Ma c’è qualcosa, caro presidente Floriano Noto, che va al di la dell’aspetto emotivo, perché al tifoso può essere richiesta pazienza, e quello catanzarese ne ha avuta tanta e probabilmente e giustamente continuerà ad averne ancora, ma una cosa non deve venire meno da parte della società che Lei rappresenta: il rispetto verso il tifoso.

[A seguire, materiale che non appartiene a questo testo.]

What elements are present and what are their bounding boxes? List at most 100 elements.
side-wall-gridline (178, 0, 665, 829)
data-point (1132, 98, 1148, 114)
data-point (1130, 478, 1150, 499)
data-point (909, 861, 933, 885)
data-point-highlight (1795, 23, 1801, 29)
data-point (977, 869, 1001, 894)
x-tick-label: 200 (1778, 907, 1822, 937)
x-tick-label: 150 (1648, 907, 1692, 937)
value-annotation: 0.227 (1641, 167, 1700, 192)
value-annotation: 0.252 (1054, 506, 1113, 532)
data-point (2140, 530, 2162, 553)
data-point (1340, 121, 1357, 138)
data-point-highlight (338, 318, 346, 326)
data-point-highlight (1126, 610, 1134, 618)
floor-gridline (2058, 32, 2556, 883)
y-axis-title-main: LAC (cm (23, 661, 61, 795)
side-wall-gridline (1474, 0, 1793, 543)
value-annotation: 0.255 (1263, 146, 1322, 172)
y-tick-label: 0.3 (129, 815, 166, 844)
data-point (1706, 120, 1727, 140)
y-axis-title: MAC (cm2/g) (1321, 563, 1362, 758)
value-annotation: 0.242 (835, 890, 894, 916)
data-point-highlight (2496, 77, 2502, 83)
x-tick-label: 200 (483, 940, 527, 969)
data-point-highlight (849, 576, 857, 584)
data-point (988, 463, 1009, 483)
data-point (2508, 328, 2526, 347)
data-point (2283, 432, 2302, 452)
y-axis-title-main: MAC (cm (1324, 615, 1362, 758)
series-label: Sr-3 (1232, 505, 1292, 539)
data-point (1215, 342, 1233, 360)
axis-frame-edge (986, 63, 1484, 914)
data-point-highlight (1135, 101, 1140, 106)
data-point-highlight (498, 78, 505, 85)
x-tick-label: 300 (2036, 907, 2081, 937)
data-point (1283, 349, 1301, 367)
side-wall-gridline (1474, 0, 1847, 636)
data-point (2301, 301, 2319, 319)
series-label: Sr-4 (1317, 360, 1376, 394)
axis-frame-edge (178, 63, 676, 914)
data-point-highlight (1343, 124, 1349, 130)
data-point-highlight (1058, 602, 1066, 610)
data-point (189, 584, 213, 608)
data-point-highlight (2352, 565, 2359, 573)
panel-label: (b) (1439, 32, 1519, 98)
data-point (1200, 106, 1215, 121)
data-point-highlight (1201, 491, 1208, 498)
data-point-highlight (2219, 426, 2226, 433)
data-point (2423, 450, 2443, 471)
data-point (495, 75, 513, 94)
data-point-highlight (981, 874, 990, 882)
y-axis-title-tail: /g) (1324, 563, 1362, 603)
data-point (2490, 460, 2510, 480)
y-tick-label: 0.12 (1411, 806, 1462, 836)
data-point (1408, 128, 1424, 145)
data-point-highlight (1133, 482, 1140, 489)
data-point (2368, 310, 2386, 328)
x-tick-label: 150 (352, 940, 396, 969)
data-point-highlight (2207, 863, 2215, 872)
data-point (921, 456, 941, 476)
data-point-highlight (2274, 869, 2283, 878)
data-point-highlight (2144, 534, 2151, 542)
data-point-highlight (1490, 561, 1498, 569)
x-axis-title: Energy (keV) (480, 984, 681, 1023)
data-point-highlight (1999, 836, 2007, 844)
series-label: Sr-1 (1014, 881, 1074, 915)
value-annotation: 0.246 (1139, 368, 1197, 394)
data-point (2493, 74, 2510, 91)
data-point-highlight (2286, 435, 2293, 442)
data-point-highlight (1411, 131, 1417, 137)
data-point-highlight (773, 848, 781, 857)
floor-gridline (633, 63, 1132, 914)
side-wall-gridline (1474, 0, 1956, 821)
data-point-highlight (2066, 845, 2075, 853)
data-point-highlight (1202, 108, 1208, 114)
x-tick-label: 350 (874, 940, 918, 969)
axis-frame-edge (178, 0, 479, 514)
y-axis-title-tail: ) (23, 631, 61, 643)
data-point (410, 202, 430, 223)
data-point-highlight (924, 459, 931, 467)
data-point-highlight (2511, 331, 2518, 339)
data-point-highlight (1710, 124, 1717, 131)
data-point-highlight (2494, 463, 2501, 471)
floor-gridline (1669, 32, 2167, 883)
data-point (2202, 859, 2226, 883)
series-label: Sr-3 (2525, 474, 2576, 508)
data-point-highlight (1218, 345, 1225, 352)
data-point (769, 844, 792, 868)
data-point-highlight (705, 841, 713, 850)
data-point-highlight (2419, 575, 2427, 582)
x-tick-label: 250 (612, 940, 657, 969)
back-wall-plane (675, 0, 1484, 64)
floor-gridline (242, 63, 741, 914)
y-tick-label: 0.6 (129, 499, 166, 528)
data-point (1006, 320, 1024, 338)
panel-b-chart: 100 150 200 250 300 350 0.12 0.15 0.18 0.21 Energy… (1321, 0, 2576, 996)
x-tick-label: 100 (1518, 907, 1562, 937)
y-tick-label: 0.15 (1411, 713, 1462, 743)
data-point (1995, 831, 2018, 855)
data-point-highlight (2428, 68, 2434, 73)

Se il tifoso misura la propria passione attraverso l’emotività, chi vive di calcio per mestiere, ed il riferimento va ai suoi collaboratori (con annessi portaborse di questi ultimi) deve vivere il calcio, con annesse gioie e dolori, avendo la capacità di gestire l’emotività in un confronto costruttivo e nel pieno rispetto del tifoso o per chi è chiamato a fare delle analisi su ciò che vede in campo.

Così purtroppo, non avviene, sembra essere ritornati indietro ai tempi bui del fallimento, con personaggi riciclati che a distanza di 15 anni hanno usi e costumi, ed una formazione calcistica che ha poco di calcio e molto di “guappo”. Il calcio è ben altra cosa, questa città ha dato lustro a personaggi come Banelli, Silipo, Ranieri, Palanca, Mauro (e molti altri) che un qualcosa in più avrebbero potuto dare….  

Non ci saremmo mai sognati che dopo 2 anni della sua gestione ci saremmo dovuti misurare con un clima di disaffezione che non è soltanto frutto della mancanza di risultati, ma è anche figlio di una prepotenza ed arroganza (in riferimento sempre ad alcuni suoi collaboratori)  arbitrariamente travasate nell’organizzazione calcistica, come se le stesse potessero andare a colmare lacune oggettivamente riscontrabili nelle carenti  capacità per il ruolo che rivestono.

Come era solito dire il Grande Don Ceravolo, “…da una crisi tecnica si esce da una societaria no” ma qui non è più una questione tecnica, è una questione di feeling tra Lei e la sua gente. E se ci permette è ancora più grave. Noi non ci possiamo permettere il lusso di perderla, ma possiamo benissimo e volentieri fare a meno di parte di quel contorno che la circonda che con il calcio non ha davvero nulla a che fare.

Caro presidente, volendo parafrasare  De Gregori, potremmo dire “che  non è da una vittoria che si giudica una società…!!!”